Later, Bertie returns home to find Bingo sleeping in his bed. Bertie wakes him, and Bingo relates that Mary is impressed by his good deeds and Wingham has fallen ill. To impress Mary, Bingo has taken responsibility for the Village School Christmas Entertainment. He will add songs from London shows to liven up the event. Bingo later sends Bertie a large poster for Bingo's show. Jeeves disapproves, and maintains that songs from London shows will not succeed with a rural audience.

Bertie goes to Twing to see the show. A boy performs "Always Listen to Mother, Girls!", a song from a London show that Bertie feels is not suited for children. The crowd is stunned. The next song is from another show where girls toss wool oranges to the audience, but the kids on stage throw real oranges at the crowd, and chaos ensues. Bertie looks for Bingo to warn him about the angered crowd. Defeated, Bingo tells Bertie that Steggles substituted real oranges for the balls of wool, and Mary is upset with him.

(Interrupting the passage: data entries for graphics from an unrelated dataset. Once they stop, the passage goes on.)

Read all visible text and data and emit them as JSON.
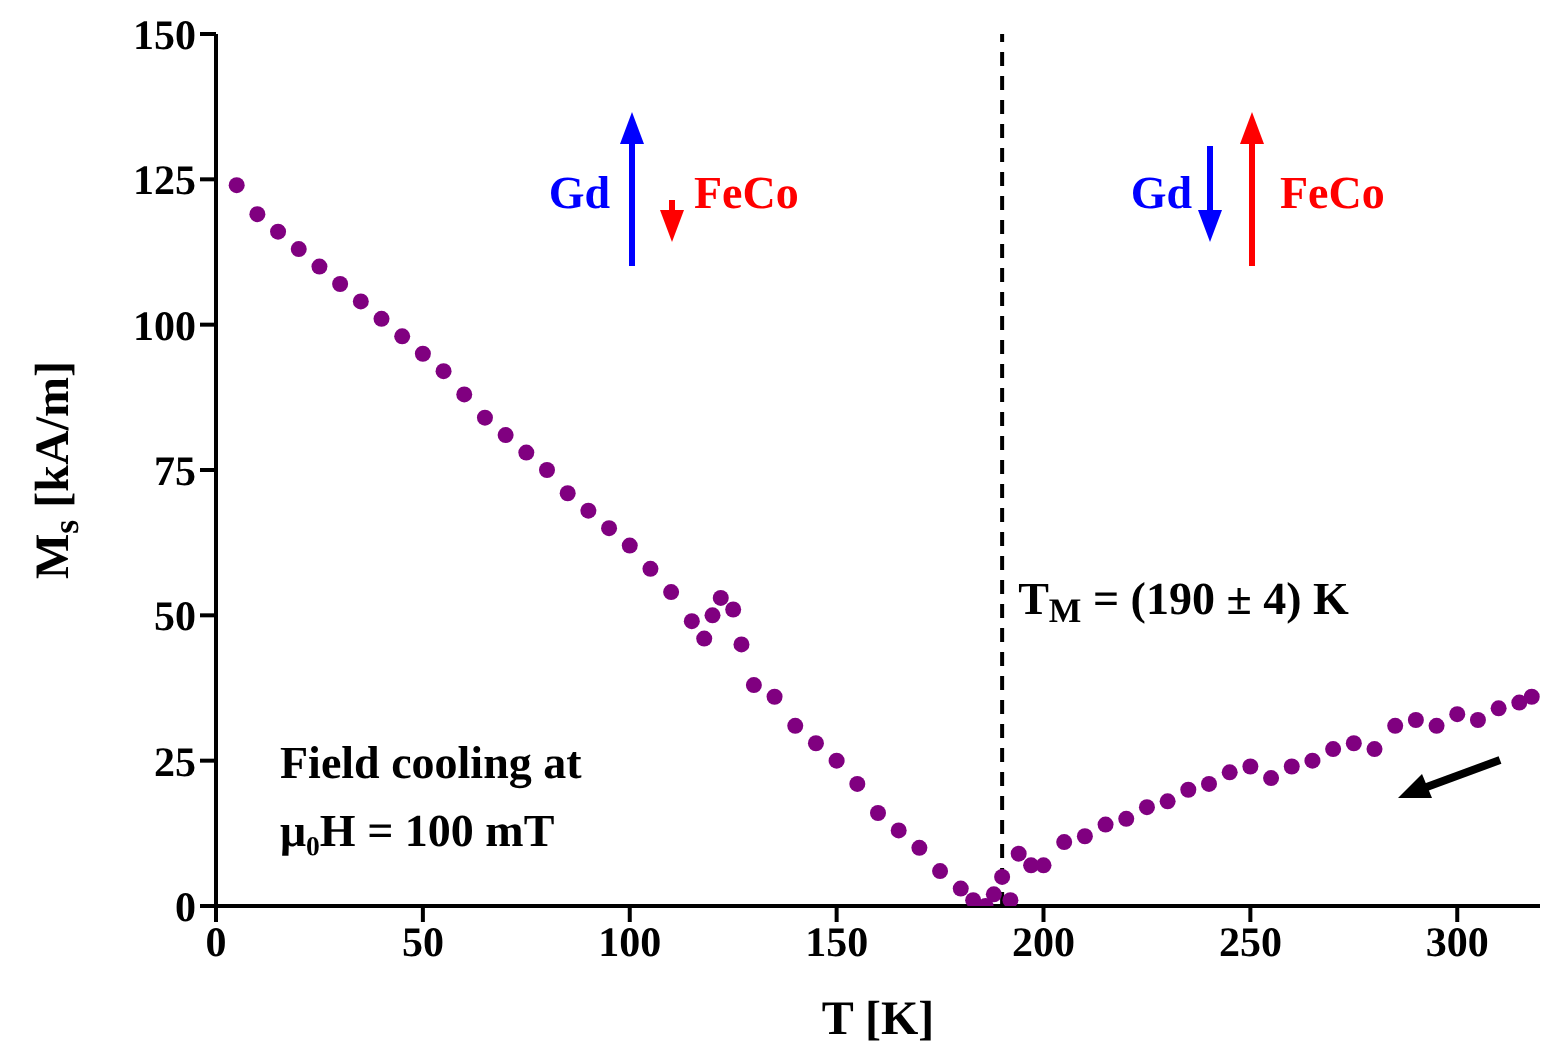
{
  "chart_data": {
    "type": "scatter",
    "xlabel": "T [K]",
    "ylabel": "M$_{s}$ [kA/m]",
    "xlim": [
      0,
      320
    ],
    "ylim": [
      0,
      150
    ],
    "xticks": [
      0,
      50,
      100,
      150,
      200,
      250,
      300
    ],
    "yticks": [
      0,
      25,
      50,
      75,
      100,
      125,
      150
    ],
    "marker": "circle",
    "series": [
      {
        "color": "#800080",
        "x": [
          5,
          10,
          15,
          20,
          25,
          30,
          35,
          40,
          45,
          50,
          55,
          60,
          65,
          70,
          75,
          80,
          85,
          90,
          95,
          100,
          105,
          110,
          115,
          118,
          120,
          122,
          125,
          127,
          130,
          135,
          140,
          145,
          150,
          155,
          160,
          165,
          170,
          175,
          180,
          183,
          186,
          188,
          190,
          192,
          194,
          197,
          200,
          205,
          210,
          215,
          220,
          225,
          230,
          235,
          240,
          245,
          250,
          255,
          260,
          265,
          270,
          275,
          280,
          285,
          290,
          295,
          300,
          305,
          310,
          315,
          318
        ],
        "values": [
          124,
          119,
          116,
          113,
          110,
          107,
          104,
          101,
          98,
          95,
          92,
          88,
          84,
          81,
          78,
          75,
          71,
          68,
          65,
          62,
          58,
          54,
          49,
          46,
          50,
          53,
          51,
          45,
          38,
          36,
          31,
          28,
          25,
          21,
          16,
          13,
          10,
          6,
          3,
          1,
          0,
          2,
          5,
          1,
          9,
          7,
          7,
          11,
          12,
          14,
          15,
          17,
          18,
          20,
          21,
          23,
          24,
          22,
          24,
          25,
          27,
          28,
          27,
          31,
          32,
          31,
          33,
          32,
          34,
          35,
          36
        ]
      }
    ],
    "ref_lines": [
      {
        "axis": "x",
        "value": 190,
        "label": "T$_{M}$ = (190 ± 4) K",
        "color": "#000000",
        "line_style": "dashed"
      }
    ],
    "annotations": [
      "Gd",
      "FeCo",
      "Gd",
      "FeCo",
      "Field cooling at",
      "μ₀H = 100 mT"
    ]
  }
}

Mary and Wingham's engagement is announced. Bertie is sorry that Jeeves's efforts were wasted. Jeeves is not bothered, because he had placed a bet against Bingo.

==Publication history==

1922 Strand illustration by A. Wallis Mills

The story was illustrated by A. Wallis Mills in the Strand, and by T. D. Skidmore in Cosmopolitan.

"The Metropolitan Touch" was featured in the American edition of the 1939 collection The Week-End Wodehouse, and the 1960 collection The Most of Wodehouse. The story was also included in the 1984 collection of clergy-related Wodehouse stories, The World of Wodehouse Clergy.

==Adaptations==
===Radio===
This story, along with the rest of The Inimitable Jeeves, was adapted into a radio drama in 1973 as part of the series What Ho! Jeeves starring Michael Hordern as Jeeves and Richard Briers as Bertie Wooster.